Since, Pod IP addresses are not static, there are several challenges that are yet to be solved:
- Pod IP addresses can change when Pods are rescheduled or restarted, making it difficult for developers to maintain consistent connections to the virtual devices.
- Developers may need to update their configurations with new IP addresses, which is time-consuming and error-prone.
I am still exploring options like a VPN, mirrord, an Ingress (for WebRTC only.) If you have a suggestion, I’d love to know.

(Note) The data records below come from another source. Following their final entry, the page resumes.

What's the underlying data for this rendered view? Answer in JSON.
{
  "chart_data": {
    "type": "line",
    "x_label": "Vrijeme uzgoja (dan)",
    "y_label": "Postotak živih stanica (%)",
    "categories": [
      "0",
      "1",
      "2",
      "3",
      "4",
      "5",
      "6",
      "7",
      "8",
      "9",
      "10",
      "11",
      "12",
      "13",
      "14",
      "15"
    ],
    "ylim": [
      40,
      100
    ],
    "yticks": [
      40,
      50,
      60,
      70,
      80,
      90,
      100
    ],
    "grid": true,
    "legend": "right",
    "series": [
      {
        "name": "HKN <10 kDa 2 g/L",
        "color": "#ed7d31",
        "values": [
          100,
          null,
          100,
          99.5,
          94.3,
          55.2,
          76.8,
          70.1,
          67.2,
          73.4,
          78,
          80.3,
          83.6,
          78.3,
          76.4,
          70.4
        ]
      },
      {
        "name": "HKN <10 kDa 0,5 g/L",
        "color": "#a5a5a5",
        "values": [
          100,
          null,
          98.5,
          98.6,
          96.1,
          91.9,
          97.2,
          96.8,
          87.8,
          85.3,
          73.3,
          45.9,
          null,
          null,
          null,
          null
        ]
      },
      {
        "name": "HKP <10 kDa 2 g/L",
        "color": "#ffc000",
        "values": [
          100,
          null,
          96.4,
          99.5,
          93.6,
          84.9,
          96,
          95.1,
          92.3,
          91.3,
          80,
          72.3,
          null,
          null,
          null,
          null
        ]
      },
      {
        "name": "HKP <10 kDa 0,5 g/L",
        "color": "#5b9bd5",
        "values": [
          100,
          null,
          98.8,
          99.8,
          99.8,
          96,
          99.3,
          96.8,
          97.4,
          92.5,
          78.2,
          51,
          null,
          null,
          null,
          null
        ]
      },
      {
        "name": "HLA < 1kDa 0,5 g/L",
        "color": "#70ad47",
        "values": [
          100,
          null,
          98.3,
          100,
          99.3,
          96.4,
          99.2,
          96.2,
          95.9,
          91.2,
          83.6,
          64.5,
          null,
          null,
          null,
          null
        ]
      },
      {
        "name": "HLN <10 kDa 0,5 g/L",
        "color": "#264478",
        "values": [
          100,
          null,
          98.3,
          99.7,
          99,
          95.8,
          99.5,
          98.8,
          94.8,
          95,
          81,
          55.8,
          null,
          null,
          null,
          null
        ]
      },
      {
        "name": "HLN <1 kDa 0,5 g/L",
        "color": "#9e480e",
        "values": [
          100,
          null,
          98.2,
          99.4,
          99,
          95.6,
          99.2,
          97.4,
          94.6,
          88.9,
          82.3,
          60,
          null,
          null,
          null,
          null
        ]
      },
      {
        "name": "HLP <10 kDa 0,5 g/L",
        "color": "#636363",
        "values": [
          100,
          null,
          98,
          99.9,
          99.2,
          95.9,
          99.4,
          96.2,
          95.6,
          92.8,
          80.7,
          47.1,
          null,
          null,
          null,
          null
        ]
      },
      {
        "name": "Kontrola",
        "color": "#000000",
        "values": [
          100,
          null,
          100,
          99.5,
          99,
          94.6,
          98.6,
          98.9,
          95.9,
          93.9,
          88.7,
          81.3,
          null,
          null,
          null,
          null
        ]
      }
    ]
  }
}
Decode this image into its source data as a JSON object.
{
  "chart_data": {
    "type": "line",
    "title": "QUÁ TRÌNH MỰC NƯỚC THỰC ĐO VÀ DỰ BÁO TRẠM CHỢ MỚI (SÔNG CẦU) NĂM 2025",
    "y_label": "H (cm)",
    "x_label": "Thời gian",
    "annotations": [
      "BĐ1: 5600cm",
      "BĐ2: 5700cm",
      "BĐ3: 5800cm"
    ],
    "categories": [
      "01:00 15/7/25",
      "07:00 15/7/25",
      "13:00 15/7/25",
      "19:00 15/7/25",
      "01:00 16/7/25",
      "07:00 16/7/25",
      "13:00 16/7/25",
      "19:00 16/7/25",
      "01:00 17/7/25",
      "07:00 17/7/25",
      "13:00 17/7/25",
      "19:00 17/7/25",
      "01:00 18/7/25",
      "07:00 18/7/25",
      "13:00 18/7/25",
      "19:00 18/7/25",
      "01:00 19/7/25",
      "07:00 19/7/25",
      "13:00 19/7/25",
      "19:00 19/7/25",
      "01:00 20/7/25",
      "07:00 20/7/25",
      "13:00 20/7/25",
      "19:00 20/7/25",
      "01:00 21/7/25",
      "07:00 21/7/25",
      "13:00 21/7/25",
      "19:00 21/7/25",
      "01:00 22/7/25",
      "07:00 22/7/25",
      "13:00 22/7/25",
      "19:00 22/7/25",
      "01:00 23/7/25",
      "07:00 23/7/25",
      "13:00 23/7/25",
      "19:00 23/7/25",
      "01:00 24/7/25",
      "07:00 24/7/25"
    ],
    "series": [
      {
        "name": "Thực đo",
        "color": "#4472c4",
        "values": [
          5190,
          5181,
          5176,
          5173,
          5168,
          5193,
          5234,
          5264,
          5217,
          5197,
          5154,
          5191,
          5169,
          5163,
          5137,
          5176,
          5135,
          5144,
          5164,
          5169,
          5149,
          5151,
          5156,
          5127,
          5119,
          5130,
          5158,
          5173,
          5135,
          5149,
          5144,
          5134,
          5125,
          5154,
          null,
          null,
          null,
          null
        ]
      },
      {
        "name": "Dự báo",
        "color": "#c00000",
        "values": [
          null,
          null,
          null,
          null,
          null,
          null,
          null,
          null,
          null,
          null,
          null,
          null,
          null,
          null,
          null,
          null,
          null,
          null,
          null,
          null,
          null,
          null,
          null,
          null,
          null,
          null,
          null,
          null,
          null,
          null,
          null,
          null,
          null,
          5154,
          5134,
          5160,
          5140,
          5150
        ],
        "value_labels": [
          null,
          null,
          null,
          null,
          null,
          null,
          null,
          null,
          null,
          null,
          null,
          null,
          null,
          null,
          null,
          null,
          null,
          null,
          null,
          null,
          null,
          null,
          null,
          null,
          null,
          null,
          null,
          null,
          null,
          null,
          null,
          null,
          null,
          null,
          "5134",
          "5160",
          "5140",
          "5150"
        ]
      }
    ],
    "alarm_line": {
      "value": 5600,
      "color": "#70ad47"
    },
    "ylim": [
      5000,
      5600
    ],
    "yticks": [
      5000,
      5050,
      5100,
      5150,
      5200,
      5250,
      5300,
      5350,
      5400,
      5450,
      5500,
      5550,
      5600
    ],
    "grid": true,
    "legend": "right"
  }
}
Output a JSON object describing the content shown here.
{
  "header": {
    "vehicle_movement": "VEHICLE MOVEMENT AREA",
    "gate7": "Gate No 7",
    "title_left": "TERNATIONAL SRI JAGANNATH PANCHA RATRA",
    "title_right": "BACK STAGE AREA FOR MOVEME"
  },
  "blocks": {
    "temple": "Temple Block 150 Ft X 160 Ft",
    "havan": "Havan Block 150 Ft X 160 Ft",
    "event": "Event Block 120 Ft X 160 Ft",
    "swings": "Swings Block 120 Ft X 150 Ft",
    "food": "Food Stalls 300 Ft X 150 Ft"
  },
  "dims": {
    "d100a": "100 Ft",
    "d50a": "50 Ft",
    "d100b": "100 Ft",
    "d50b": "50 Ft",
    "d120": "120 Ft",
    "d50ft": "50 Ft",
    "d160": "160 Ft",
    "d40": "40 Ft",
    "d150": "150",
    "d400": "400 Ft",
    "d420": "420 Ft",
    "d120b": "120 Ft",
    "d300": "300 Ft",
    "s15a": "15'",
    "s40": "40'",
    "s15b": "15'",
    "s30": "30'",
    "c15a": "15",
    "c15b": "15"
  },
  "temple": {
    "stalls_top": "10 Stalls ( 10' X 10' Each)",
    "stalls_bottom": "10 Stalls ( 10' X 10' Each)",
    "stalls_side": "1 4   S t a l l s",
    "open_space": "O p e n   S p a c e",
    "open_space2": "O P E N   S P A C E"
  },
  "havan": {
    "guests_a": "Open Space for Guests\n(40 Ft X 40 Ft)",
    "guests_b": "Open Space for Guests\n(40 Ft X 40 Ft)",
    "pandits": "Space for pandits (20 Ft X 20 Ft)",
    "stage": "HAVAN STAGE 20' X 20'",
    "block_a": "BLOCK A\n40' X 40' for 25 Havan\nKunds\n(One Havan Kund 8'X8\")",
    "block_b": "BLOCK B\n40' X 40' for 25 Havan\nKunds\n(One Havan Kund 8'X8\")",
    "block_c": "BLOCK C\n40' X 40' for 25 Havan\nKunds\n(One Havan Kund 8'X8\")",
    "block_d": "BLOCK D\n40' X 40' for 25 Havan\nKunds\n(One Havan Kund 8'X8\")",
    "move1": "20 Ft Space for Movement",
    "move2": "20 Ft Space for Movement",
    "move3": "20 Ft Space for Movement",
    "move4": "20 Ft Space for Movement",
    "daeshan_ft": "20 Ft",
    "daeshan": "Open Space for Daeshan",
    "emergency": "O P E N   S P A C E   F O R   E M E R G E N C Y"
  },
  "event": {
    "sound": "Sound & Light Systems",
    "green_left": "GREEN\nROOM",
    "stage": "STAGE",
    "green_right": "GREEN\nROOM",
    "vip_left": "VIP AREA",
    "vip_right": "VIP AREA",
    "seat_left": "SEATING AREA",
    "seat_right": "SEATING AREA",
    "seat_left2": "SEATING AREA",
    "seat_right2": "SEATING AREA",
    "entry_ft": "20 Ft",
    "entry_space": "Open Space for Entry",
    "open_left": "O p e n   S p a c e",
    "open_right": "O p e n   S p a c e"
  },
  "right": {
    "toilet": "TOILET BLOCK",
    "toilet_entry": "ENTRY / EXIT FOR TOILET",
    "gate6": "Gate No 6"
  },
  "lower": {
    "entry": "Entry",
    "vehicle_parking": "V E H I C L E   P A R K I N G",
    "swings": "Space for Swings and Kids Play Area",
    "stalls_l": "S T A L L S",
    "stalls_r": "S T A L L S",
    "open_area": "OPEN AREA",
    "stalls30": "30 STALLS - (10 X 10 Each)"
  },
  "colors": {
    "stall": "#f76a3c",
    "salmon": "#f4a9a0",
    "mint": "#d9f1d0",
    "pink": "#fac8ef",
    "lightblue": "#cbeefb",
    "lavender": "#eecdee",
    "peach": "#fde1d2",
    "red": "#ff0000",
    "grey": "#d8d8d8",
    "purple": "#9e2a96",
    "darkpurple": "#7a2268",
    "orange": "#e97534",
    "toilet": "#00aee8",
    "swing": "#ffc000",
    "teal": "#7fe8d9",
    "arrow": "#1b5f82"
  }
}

You can always create an internal load balancer (NLB) for every developer Pod. However, it comes with additional cost. In this implementation, every user has their own virtual device (backed by a Deployment with replicas=1). For instance, developerA.myorg.com routes to a Pod dedicated to DeveloperA. Should DeveloperA’s Pod fail and get restarted, she won’t need to determine the IP address of the new Pod.
Another option: build a layer of abstraction (perhaps using Backstage and ArgoCD) that gives users the ability to create Cuttlefish Pods and provides IP addresses without the user needing access to the cluster.
Conclusion
Using Cuttlefish with Kubernetes offers a scalable implementation for Android development and testing workflows. It allows you to maximize hardware utilization, especially when there’s a need to run multiple virtual Android devices. This architecture also gives you full control over your virtual devices. You can customize the device to suit your specific needs.
However, there are still challenges to address, particularly in terms of Pod IP address management and developer access. There’s still room for improvement when it comes to device discovery.
In spite of these challenges, the combination presents a promising approach for teams looking to streamline Android development, especially for non-interactive needs.